Seokjin dan Jimin terdiam setelah mendengar perkataan Baekhyun. Mereka seperti di lempar kembali pada masa-masa dimana mereka selalu memperlakukan Jungkook dengan buruk. Menjadikan Jungkook pembantu mereka. Seokjin dan Jimin selalu memberikan rasa sakit dan kebencian pada Jungkook. Tapi apa yang Jungkook lakukan? Jungkook menerima semua perlakuan buruk mereka dengan dengan senang hati. Menjalankan semua perintah mereka tanpa membantah. Dan selalu menampilkan senyuman meski di tatap penuh kebencian.

Seokjin dan Jimin seperti terhanyut kedalam masa lalunya dengan Jungkook. Hingga tak terasa setetes air mata mengalir dengan begitu mulusnya membasahi pipi keduanya. Seokjin dan Jimin menangis tanpa suara. Hanya aliran air mata yang menunjukkan jika mereka tengah menangis.

"Aku harap setelah ini, kalian bisa memperbaiki hubungan kalian dengan Jungkook. Dia terlalu baik dan manis untuk mendapatkan perlakuan yang buruk dari kalian. Ah, satu hal lagi. Aku adalah orang yang mendonorkan mataku untukmu."

"Kau yang mendonorkan mata untukku?" Tanya Seokjin dengan nada tak percaya.

"Ne. Semua itu aku lakukan karena aku kasihan pada Jungkook. Dia terpukul ketika mengetahui jika hyung tertuanya akan mengalami kebutaan permanen karena kecelakaan yang menimpanya. Jungkook sangat ingin mendonorkan matanya untukmu karena ia tau kalau kau akan sedih jika kau buta. Tapi dia tidak bisa. Ah, bukan tidak bisa, tapi tidak boleh. Jungkook tidak boleh mendonorkan matanya. Tak hanya matanya, seluruh organ dalam tubuhnya tak bisa ia donorkan. Untuk itu, Tuhan memberikan Jungkook pilihan melalui diriku. Aku mendonorkan mataku, karena hidupku tidak akan lama lagi. Akan lebih baik, jika bagian diriku berguna bagi orang lain." Ucap Baekhyun sambil tersenyum senang.
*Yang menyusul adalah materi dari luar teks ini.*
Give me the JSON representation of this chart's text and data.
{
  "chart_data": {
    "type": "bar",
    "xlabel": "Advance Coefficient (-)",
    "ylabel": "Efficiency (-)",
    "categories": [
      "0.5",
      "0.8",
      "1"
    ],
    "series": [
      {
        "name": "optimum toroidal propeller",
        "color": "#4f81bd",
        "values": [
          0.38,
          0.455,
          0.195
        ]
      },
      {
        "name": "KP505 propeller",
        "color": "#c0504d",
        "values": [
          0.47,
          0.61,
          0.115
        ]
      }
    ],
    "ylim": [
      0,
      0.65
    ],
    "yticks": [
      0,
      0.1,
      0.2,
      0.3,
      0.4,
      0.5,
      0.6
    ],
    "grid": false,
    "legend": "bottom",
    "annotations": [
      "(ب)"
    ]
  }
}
"Wae? Kenapa Jungkook tak bisa mendonorkan matanya?" Tanya Seokjin dengan wajah blanknya. Air matanya masih terus mengalir membasahi pipinya.

Baekhyun tak menjawabnya, ia hanya menampilkan senyumannya. Ia berjalan mendekat kearah Seokjin dan Jimin. Menepuk pundak dua namja itu dengan pelan.

"Aku harus pergi sekarang, masih ada orang lain yang perlu kutemui. Aku harap penyesalan tak datang pada kalian. Kalian harus segera bangun, jika kalian ingin memperbaiki hubungan kalian dengan Jungkook. Dia tak bisa menunggu kalian dalam waktu yang lama. Jadi, segeralah bangun dan temui Jungkook." Ucap Baekhyun dengan senyum di akhir kalimatnya.

"Tapi, bagaimana caranya kami bangun? Kami tak menemukan jalan keluar dari tempat ini." Ucap Jimin setelah diam cukup lama.

"Ada kereta yang akan membawa kalian kembali. Aku harus pergi sekarang."

Seokjin hendak membuka suara, namun Baekhyun melepaskan tangannya dari pundak Seokjin dan Jimin. Dan seketika tempat mereka berubah menjadi stasiun kereta.

Brugh!

Seokjin jatuh terduduk di peron kereta. Ia tak bisa menahan air matanya. Tangisnya pecah begitu saja. Keadaan yang sama juga dialami Jimin. Jimin tak henti-hentinya menangis. Bahkan ia menyandarkan tubuhnya di tiang penyangga.

"Hyungdeul.."

.

.

.

Jungkook pov.

Masih di tempat yang sama. Hanya saja, tak ada keberadaan Ai di sini. Entah berada dimana yeoja itu. Aku hanya duduk diam di atas hamparan rumput. Angin berhembus dengan pelan. Memainkan rambutku dengan lembut.

Puk!

Aku menoleh ketika merasakan tepukan ringan di bahuku. Dan sosok Baekhyun hyung terlihat berdiri di belakangku dengan mengukir sebuah senyuman.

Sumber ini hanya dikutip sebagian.